1.1 Grande Tribulação

A expressão “Grande Tribulação” aparece principalmente em:

“Porque haverá então grande aflição, como nunca houve desde o princípio do mundo até agora, nem tampouco haverá jamais.” — Mateus 24.21

No grego:

“Thlipsis Megálē” (θλῖψις μεγάλη)

a) Thlipsis — Tribulação

Vem do verbo grego thlibō, que significa:

  • Apertar;
  • Comprimir;
  • Esmagar;
  • Oprimir.

Sentido espiritual:

  • Aflição intensa;
  • Sofrimento extremo;
  • Perseguição;
  • Angústia.

A palavra é usada em:

  • João 16.33
  • Romanos 5.3
  • 2 Tessalonicenses 1.4

Assim, tribulação representa uma pressão espiritual extrema que prova a fé.


b) Megálē — Grande

Deriva de mégas, significando:

  • Grande;
  • Intenso;
  • Extraordinário.

Logo, “Grande Tribulação” refere-se a um sofrimento sem precedentes na história humana.


1.2 O que é a Igreja?

A Igreja é o corpo espiritual de Cristo formado pelos salvos mediante a fé no evangelho.

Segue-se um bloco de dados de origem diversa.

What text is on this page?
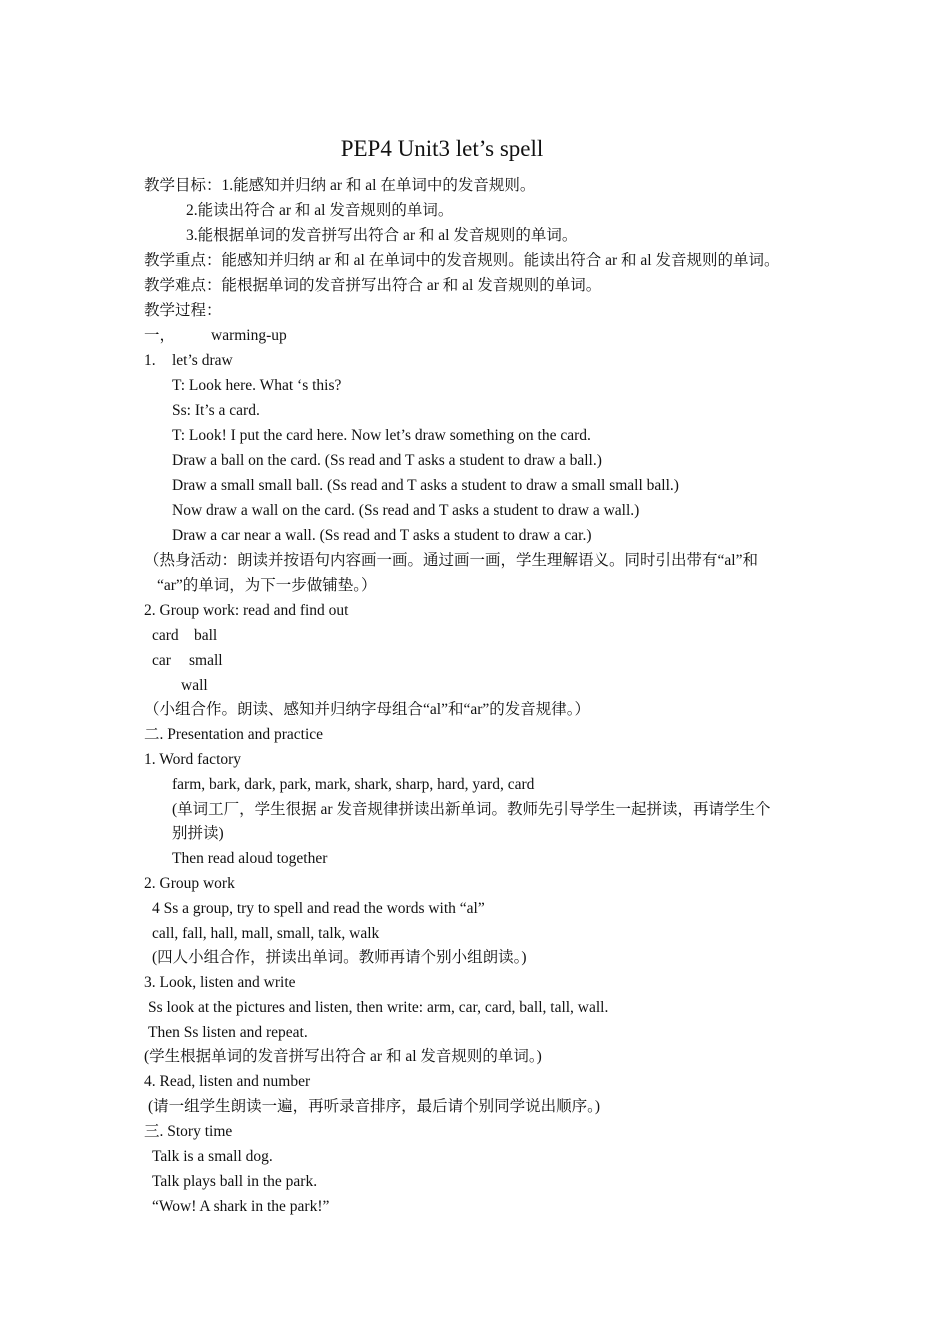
PEP4 Unit3 let’s spell
教学目标：1.能感知并归纳 ar 和 al 在单词中的发音规则。
2.能读出符合 ar 和 al 发音规则的单词。
3.能根据单词的发音拼写出符合 ar 和 al 发音规则的单词。
教学重点：能感知并归纳 ar 和 al 在单词中的发音规则。能读出符合 ar 和 al 发音规则的单词。
教学难点：能根据单词的发音拼写出符合 ar 和 al 发音规则的单词。
教学过程：
一， warming-up
1. let’s draw
T: Look here. What ‘s this?
Ss: It’s a card.
T: Look! I put the card here. Now let’s draw something on the card.
Draw a ball on the card. (Ss read and T asks a student to draw a ball.)
Draw a small small ball. (Ss read and T asks a student to draw a small small ball.)
Now draw a wall on the card. (Ss read and T asks a student to draw a wall.)
Draw a car near a wall. (Ss read and T asks a student to draw a car.)
（热身活动：朗读并按语句内容画一画。通过画一画，学生理解语义。同时引出带有“al”和
“ar”的单词，为下一步做铺垫。）
2. Group work: read and find out
card ball
car small
wall
（小组合作。朗读、感知并归纳字母组合“al”和“ar”的发音规律。）
二. Presentation and practice
1. Word factory
farm, bark, dark, park, mark, shark, sharp, hard, yard, card
(单词工厂，学生很据 ar 发音规律拼读出新单词。教师先引导学生一起拼读，再请学生个
别拼读)
Then read aloud together
2. Group work
4 Ss a group, try to spell and read the words with “al”
call, fall, hall, mall, small, talk, walk
(四人小组合作，拼读出单词。教师再请个别小组朗读。)
3. Look, listen and write
Ss look at the pictures and listen, then write: arm, car, card, ball, tall, wall.
Then Ss listen and repeat.
(学生根据单词的发音拼写出符合 ar 和 al 发音规则的单词。)
4. Read, listen and number
(请一组学生朗读一遍，再听录音排序，最后请个别同学说出顺序。)
三. Story time
Talk is a small dog.
Talk plays ball in the park.
“Wow! A shark in the park!”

“E sujeitou todas as coisas a seus pés e, sobre todas as coisas, o constituiu como cabeça da igreja.” — Efésios 1.22-23


2. A GRANDE TRIBULAÇÃO NAS ESCRITURAS

2.1 Base profética no Antigo Testamento

A Grande Tribulação está associada à:

  • Septuagésima semana de Daniel (Dn 9.24-27);
  • Angústia de Jacó (Jr 30.7);
  • Juízo final das nações.

Daniel 9.27

O período é geralmente entendido como sete anos proféticos, divididos em duas partes de três anos e meio.


2.2 Estrutura do período tribulacional

Segundo muitos intérpretes dispensacionalistas:

Primeira metade

  • Falsa paz;
  • Governo crescente do anticristo;
  • Aliança com Israel.

Segunda metade

  • Rompimento da aliança;
  • Perseguição intensa;
  • Juízos severos;
  • Manifestação plena da besta.

Essa segunda metade é frequentemente chamada especificamente de “Grande Tribulação”.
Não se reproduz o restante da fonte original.